La 22e Marche des Fiertés de Metz s’est tenue ce samedi 13 juin dans un contexte particulier, marqué par la mort de Noahm. Le jeune homme de 19 ans avait été victime d’une agression place de la République le 30 mai et est décédé le 2 juin dernier.
C’est dans un silence assourdissant que s’ouvre la 22e Marche des Fiertés de Metz. Une minute de silence est observée en hommage à Noahm, 19 ans, décédé après avoir été victime d’une agression homophobe dans la nuit du 30 au 31 mai dernier, ici même, sur l’esplanade de la République. « On a perdu quelqu’un de notre communauté, on a perdu quelqu’un de notre famille. On voit que toutes ces personnes derrière nous, qui sont différentes, issues de catégories différentes, d’autres cultures, sont toutes réunies ici et marchent pour la même cause », confie Nabil, un cousin de Noahm. Dans les rangs, Mylène a elle aussi tenu à rendre hommage au jeune homme de 19 ans : « On a mal au cœur, en fait. On se dit qu’en 2026, on n’a toujours pas avancé, qu’on reste sur place. »
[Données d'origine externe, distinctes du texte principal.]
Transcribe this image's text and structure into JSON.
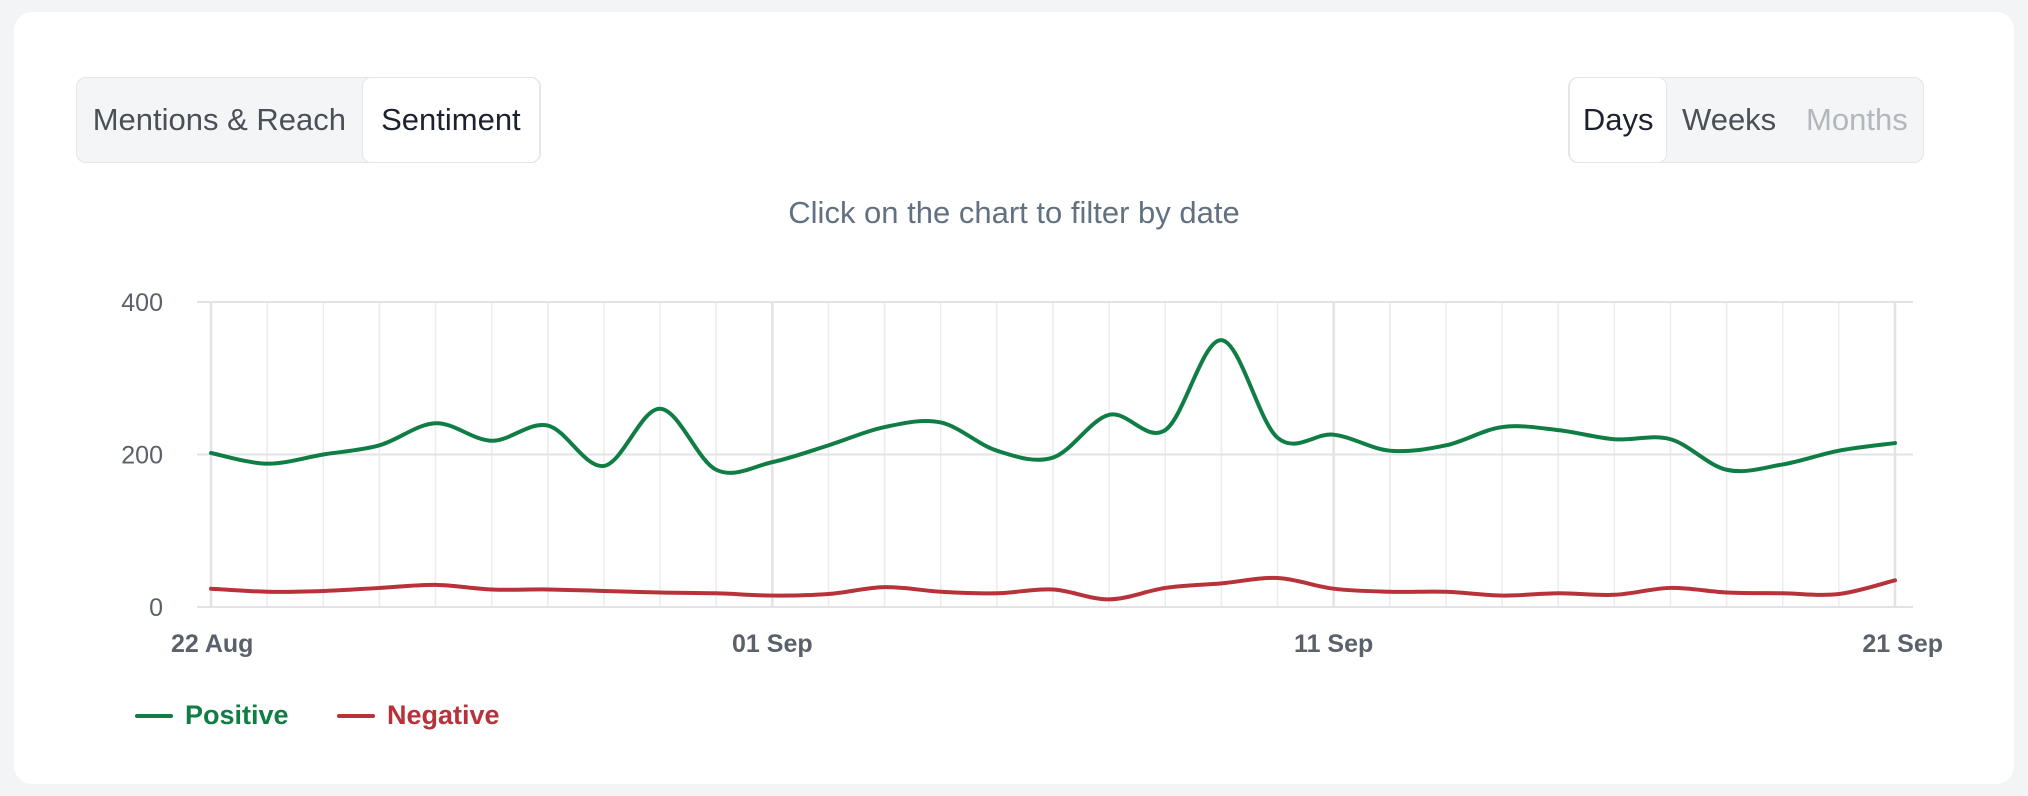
{
  "tabs": [
    {
      "label": "Mentions & Reach",
      "active": false
    },
    {
      "label": "Sentiment",
      "active": true
    }
  ],
  "periods": [
    {
      "label": "Days",
      "active": true,
      "disabled": false
    },
    {
      "label": "Weeks",
      "active": false,
      "disabled": false
    },
    {
      "label": "Months",
      "active": false,
      "disabled": true
    }
  ],
  "subtitle": "Click on the chart to filter by date",
  "legend": [
    {
      "label": "Positive",
      "color": "#0f7d44"
    },
    {
      "label": "Negative",
      "color": "#b8323a"
    }
  ],
  "chart_data": {
    "type": "line",
    "x": [
      "22 Aug",
      "23 Aug",
      "24 Aug",
      "25 Aug",
      "26 Aug",
      "27 Aug",
      "28 Aug",
      "29 Aug",
      "30 Aug",
      "31 Aug",
      "01 Sep",
      "02 Sep",
      "03 Sep",
      "04 Sep",
      "05 Sep",
      "06 Sep",
      "07 Sep",
      "08 Sep",
      "09 Sep",
      "10 Sep",
      "11 Sep",
      "12 Sep",
      "13 Sep",
      "14 Sep",
      "15 Sep",
      "16 Sep",
      "17 Sep",
      "18 Sep",
      "19 Sep",
      "20 Sep",
      "21 Sep"
    ],
    "x_tick_labels": [
      "22 Aug",
      "01 Sep",
      "11 Sep",
      "21 Sep"
    ],
    "series": [
      {
        "name": "Positive",
        "color": "#0f7d44",
        "values": [
          202,
          188,
          200,
          212,
          241,
          218,
          238,
          185,
          260,
          180,
          190,
          212,
          236,
          242,
          205,
          196,
          252,
          232,
          350,
          222,
          226,
          205,
          212,
          236,
          232,
          220,
          220,
          180,
          187,
          205,
          215
        ]
      },
      {
        "name": "Negative",
        "color": "#b8323a",
        "values": [
          24,
          20,
          21,
          25,
          29,
          23,
          23,
          21,
          19,
          18,
          15,
          17,
          26,
          20,
          18,
          23,
          10,
          25,
          31,
          38,
          24,
          20,
          20,
          15,
          18,
          16,
          25,
          19,
          18,
          17,
          35
        ]
      }
    ],
    "ylim": [
      0,
      400
    ],
    "yticks": [
      0,
      200,
      400
    ],
    "grid": true
  }
}
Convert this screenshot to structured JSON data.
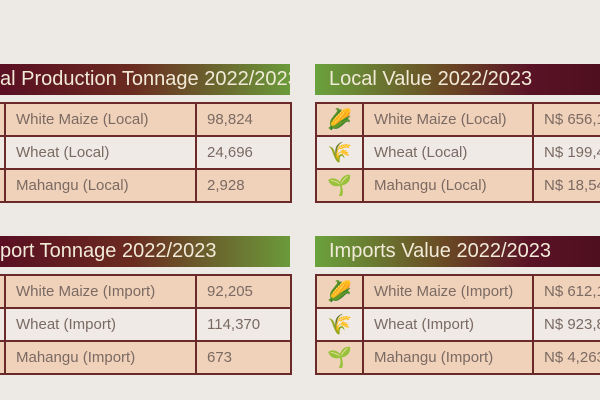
{
  "panels": [
    {
      "title": "al Production Tonnage  2022/2023",
      "rows": [
        {
          "label": "White Maize (Local)",
          "value": "98,824",
          "icon": "maize-icon"
        },
        {
          "label": "Wheat (Local)",
          "value": "24,696",
          "icon": "wheat-icon"
        },
        {
          "label": "Mahangu (Local)",
          "value": "2,928",
          "icon": "mahangu-icon"
        }
      ]
    },
    {
      "title": "Local Value 2022/2023",
      "rows": [
        {
          "label": "White Maize (Local)",
          "value": "N$ 656,1",
          "icon": "maize-icon"
        },
        {
          "label": "Wheat (Local)",
          "value": "N$ 199,4",
          "icon": "wheat-icon"
        },
        {
          "label": "Mahangu (Local)",
          "value": "N$ 18,54",
          "icon": "mahangu-icon"
        }
      ]
    },
    {
      "title": "port Tonnage 2022/2023",
      "rows": [
        {
          "label": "White Maize (Import)",
          "value": "92,205",
          "icon": "maize-icon"
        },
        {
          "label": "Wheat (Import)",
          "value": "114,370",
          "icon": "wheat-icon"
        },
        {
          "label": "Mahangu (Import)",
          "value": "673",
          "icon": "mahangu-icon"
        }
      ]
    },
    {
      "title": "Imports Value 2022/2023",
      "rows": [
        {
          "label": "White Maize (Import)",
          "value": "N$ 612,1",
          "icon": "maize-icon"
        },
        {
          "label": "Wheat (Import)",
          "value": "N$ 923,8",
          "icon": "wheat-icon"
        },
        {
          "label": "Mahangu (Import)",
          "value": "N$ 4,263",
          "icon": "mahangu-icon"
        }
      ]
    }
  ],
  "colors": {
    "maroon": "#5a0f22",
    "green": "#6aa23c",
    "row_peach": "#f0d2bb",
    "row_light": "#efeae6"
  }
}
Pour Frédéric Bauer, président de l’association Couleurs Gaies, « ce n’est pas le premier meurtre homophobe à Metz. Malheureusement, ce n’est pas non plus un cas isolé : cela arrive dans d’autres villes. Le contexte politique actuel est particulier, fragmenté. Les gens ont tendance au repli sur soi. Ces temps de repli ne permettent pas aux personnes différentes de progresser sereinement, de vivre sereinement dans la rue. »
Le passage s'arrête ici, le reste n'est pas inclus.